Ghidai Woldai has a story to tell. It starts in Eritrea, the East African nation where her father was a governor. Family life was typical – going to church, going to school.
But in the turmoil of a violent government takeover, her father was killed and her mother imprisoned. She and her sister were smuggled through the Sahara Desert by night to reach Italy. There they stayed, stuck for a year while scattered and missing documents were collected.
She was 12 years old.
“My dad always wanted us to get an education,” she says now. “We had a good life, but it all went down the drain at that time.”
From Italy, Ghidai’s path took her to the United States and almost directly to Homeland, where she has built a career in health care, provided support for residents and staff, and found a supportive family. Today, she is a Homeland medication technician and personal care unit secretary.
“I have family here,” she says. “I’m very blessed.”
It’s a journey that dates to 1980. Ghidai and her sister were resettled to the U.S. by the United Nations. They were sponsored by a professor at Messiah College, the Brethren in Christ-associated institution in Grantham, PA. Her sponsor’s sister happened to be director of nursing at Homeland – a stroke of serendipity because Ghidai had always wanted to be a nurse. At home in Africa, her uncle had been a doctor, and she liked working alongside him.
“I just liked Band-aids, I guess,” she says with a laugh. “I don’t know what happened, but that’s what I wanted to be.”
She was 13 years old when she first came to Homeland with her sponsor’s sister. The administrator at the time was the indomitable Isabelle Smith, whose energy and drive laid the groundwork for the reputation of excellence and stability that Homeland carries to this day.
“She raised me like a daughter,” Ghidai says. “She was strong. She’s outspoken. She gave me good advice. I never had any problems here.”
Ghidai became a certified nurses’ assistant and was in charge of the evening shift for 10 years. A back injury waylaid her ability to provide direct care, but she has worked with “wonderful, wonderful nurses” over the years.
Her love for Homeland continues to this day. After Eritrea’s war ended in 1991, Ghidai and her siblings would travel to Africa to visit their mother. Before her mother died in 1998, Ghidai was given three weeks off to travel back to Africa to see her one last time. Once again this summer, Ghidai and family members – including a niece and her children now living in London – will travel to Africa.
She is eager to tell her story to introduce Americans to the struggles and triumphs of Africa.
“God created all of us, but Africa is different,” she says. “People will come and kill you, and nobody will say anything.” Her family didn’t even learn the truth of her father’s fate for two years, while they were led to believe he was in prison.
“All of a sudden, they gave out a list of the people they killed,” she says. Her father was on that list. There were times the family hid in the jungle, at risk of being eaten by wild animals or bitten by “so many snakes.” When they fled, it was by camel – “not very pleasant, but I thank God for what He’s done for us.”
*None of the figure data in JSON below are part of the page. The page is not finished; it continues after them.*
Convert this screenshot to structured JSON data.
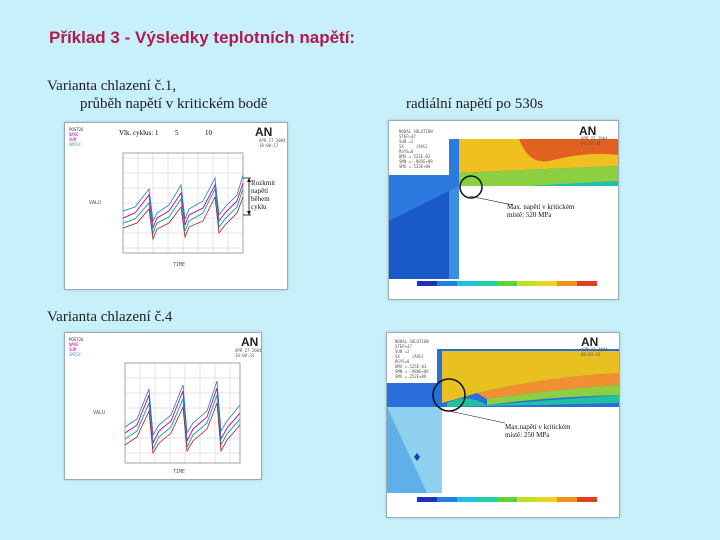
{
  "slide": {
    "title": "Příklad 3 - Výsledky teplotních napětí:",
    "variant1_line1": "Varianta chlazení č.1,",
    "variant1_line2": "průběh napětí v kritickém bodě",
    "radial_label": "radiální napětí po 530s",
    "variant4": "Varianta chlazení č.4"
  },
  "chart_top": {
    "cycle_label": "Vlk. cyklus: 1",
    "cycle_5": "5",
    "cycle_10": "10",
    "logo": "AN",
    "xlabel": "TIME",
    "ylabel": "VALU",
    "annotation_lines": [
      "Rozkmit",
      "napětí",
      "během",
      "cyklu"
    ]
  },
  "chart_bottom": {
    "logo": "AN",
    "xlabel": "TIME",
    "ylabel": "VALU"
  },
  "fem_top": {
    "logo": "AN",
    "max_note_line1": "Max. napětí v kritickém",
    "max_note_line2": "místě: 520 MPa"
  },
  "fem_bottom": {
    "logo": "AN",
    "max_note_line1": "Max.napětí v kritickém",
    "max_note_line2": "místě: 250 MPa"
  },
  "colors": {
    "title": "#b01a4e",
    "background": "#c8f0fa"
  }
}
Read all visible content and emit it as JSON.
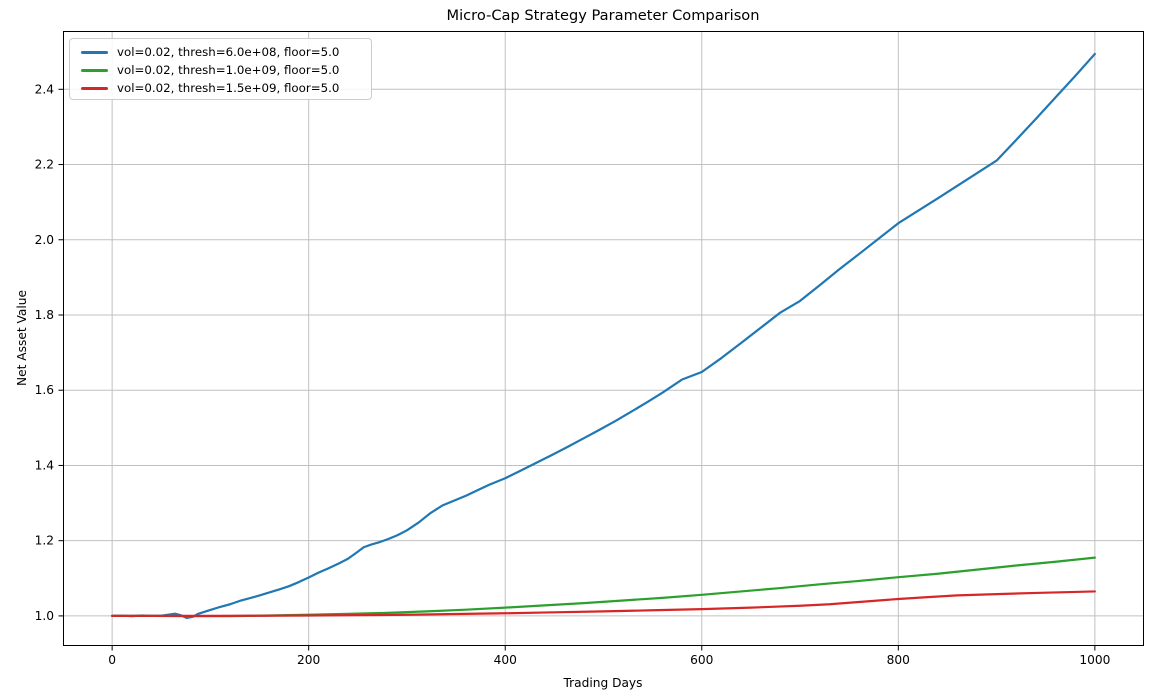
{
  "chart": {
    "title": "Micro-Cap Strategy Parameter Comparison",
    "xlabel": "Trading Days",
    "ylabel": "Net Asset Value"
  },
  "chart_data": {
    "type": "line",
    "title": "Micro-Cap Strategy Parameter Comparison",
    "xlabel": "Trading Days",
    "ylabel": "Net Asset Value",
    "xlim": [
      -50,
      1050
    ],
    "ylim": [
      0.92,
      2.555
    ],
    "xticks": [
      0,
      200,
      400,
      600,
      800,
      1000
    ],
    "yticks": [
      1.0,
      1.2,
      1.4,
      1.6,
      1.8,
      2.0,
      2.2,
      2.4
    ],
    "grid": true,
    "grid_color": "#c0c0c0",
    "legend_position": "upper left",
    "series": [
      {
        "id": "thresh-6e08",
        "name": "vol=0.02, thresh=6.0e+08, floor=5.0",
        "color": "#1f77b4",
        "x": [
          0,
          10,
          20,
          30,
          40,
          50,
          58,
          64,
          70,
          76,
          82,
          88,
          94,
          100,
          110,
          120,
          130,
          140,
          150,
          160,
          170,
          180,
          190,
          200,
          210,
          220,
          230,
          240,
          248,
          256,
          264,
          272,
          280,
          290,
          300,
          312,
          324,
          336,
          348,
          360,
          372,
          384,
          400,
          416,
          432,
          448,
          464,
          480,
          496,
          512,
          528,
          544,
          560,
          580,
          600,
          620,
          640,
          660,
          680,
          700,
          720,
          740,
          760,
          780,
          800,
          820,
          840,
          860,
          880,
          900,
          920,
          940,
          960,
          980,
          1000
        ],
        "y": [
          1.0,
          1.0005,
          0.9995,
          1.001,
          1.0,
          1.0005,
          1.0035,
          1.006,
          1.0015,
          0.9945,
          0.9975,
          1.006,
          1.011,
          1.016,
          1.024,
          1.031,
          1.04,
          1.047,
          1.0545,
          1.0625,
          1.0705,
          1.079,
          1.09,
          1.102,
          1.115,
          1.1265,
          1.1385,
          1.152,
          1.167,
          1.1825,
          1.19,
          1.196,
          1.2035,
          1.214,
          1.2275,
          1.2485,
          1.2735,
          1.2935,
          1.3065,
          1.3195,
          1.3345,
          1.349,
          1.366,
          1.3865,
          1.4075,
          1.4285,
          1.45,
          1.4725,
          1.495,
          1.518,
          1.5425,
          1.5675,
          1.5935,
          1.6285,
          1.6485,
          1.6855,
          1.7255,
          1.766,
          1.8065,
          1.8375,
          1.879,
          1.9215,
          1.962,
          2.003,
          2.044,
          2.077,
          2.11,
          2.1435,
          2.177,
          2.2105,
          2.2655,
          2.3215,
          2.3785,
          2.4355,
          2.494
        ]
      },
      {
        "id": "thresh-1e09",
        "name": "vol=0.02, thresh=1.0e+09, floor=5.0",
        "color": "#2ca02c",
        "x": [
          0,
          40,
          80,
          120,
          160,
          200,
          240,
          280,
          320,
          360,
          400,
          440,
          480,
          520,
          560,
          600,
          640,
          680,
          720,
          760,
          800,
          840,
          880,
          920,
          960,
          1000
        ],
        "y": [
          1.0,
          1.0,
          0.9995,
          0.9995,
          1.001,
          1.003,
          1.0055,
          1.008,
          1.012,
          1.0165,
          1.022,
          1.028,
          1.034,
          1.041,
          1.048,
          1.056,
          1.065,
          1.074,
          1.084,
          1.093,
          1.103,
          1.112,
          1.123,
          1.134,
          1.144,
          1.155
        ]
      },
      {
        "id": "thresh-1.5e09",
        "name": "vol=0.02, thresh=1.5e+09, floor=5.0",
        "color": "#d62728",
        "x": [
          0,
          50,
          100,
          150,
          200,
          250,
          300,
          350,
          400,
          450,
          500,
          550,
          600,
          650,
          700,
          730,
          760,
          800,
          830,
          860,
          900,
          940,
          1000
        ],
        "y": [
          1.0,
          1.0,
          1.0,
          1.0005,
          1.001,
          1.002,
          1.003,
          1.005,
          1.007,
          1.0095,
          1.012,
          1.015,
          1.018,
          1.022,
          1.027,
          1.031,
          1.037,
          1.045,
          1.05,
          1.0545,
          1.058,
          1.061,
          1.065
        ]
      }
    ]
  }
}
Outside of work, she fills her time with family and friends. Her sister and a brother remain in the area, and they exchange hosting duties every week for dinner after church. Her boyfriend, who owns a business in Maryland, is also from Eritrea, with a tragic story to tell of the father he idolized, who died from a stroke in his early 50s after the government confiscated his extensive holdings.
“So many untold stories,” Ghidai says. “Now, we’re free, and God bless America. We’re happy to be here, and I think the U.S. is an excellent country.”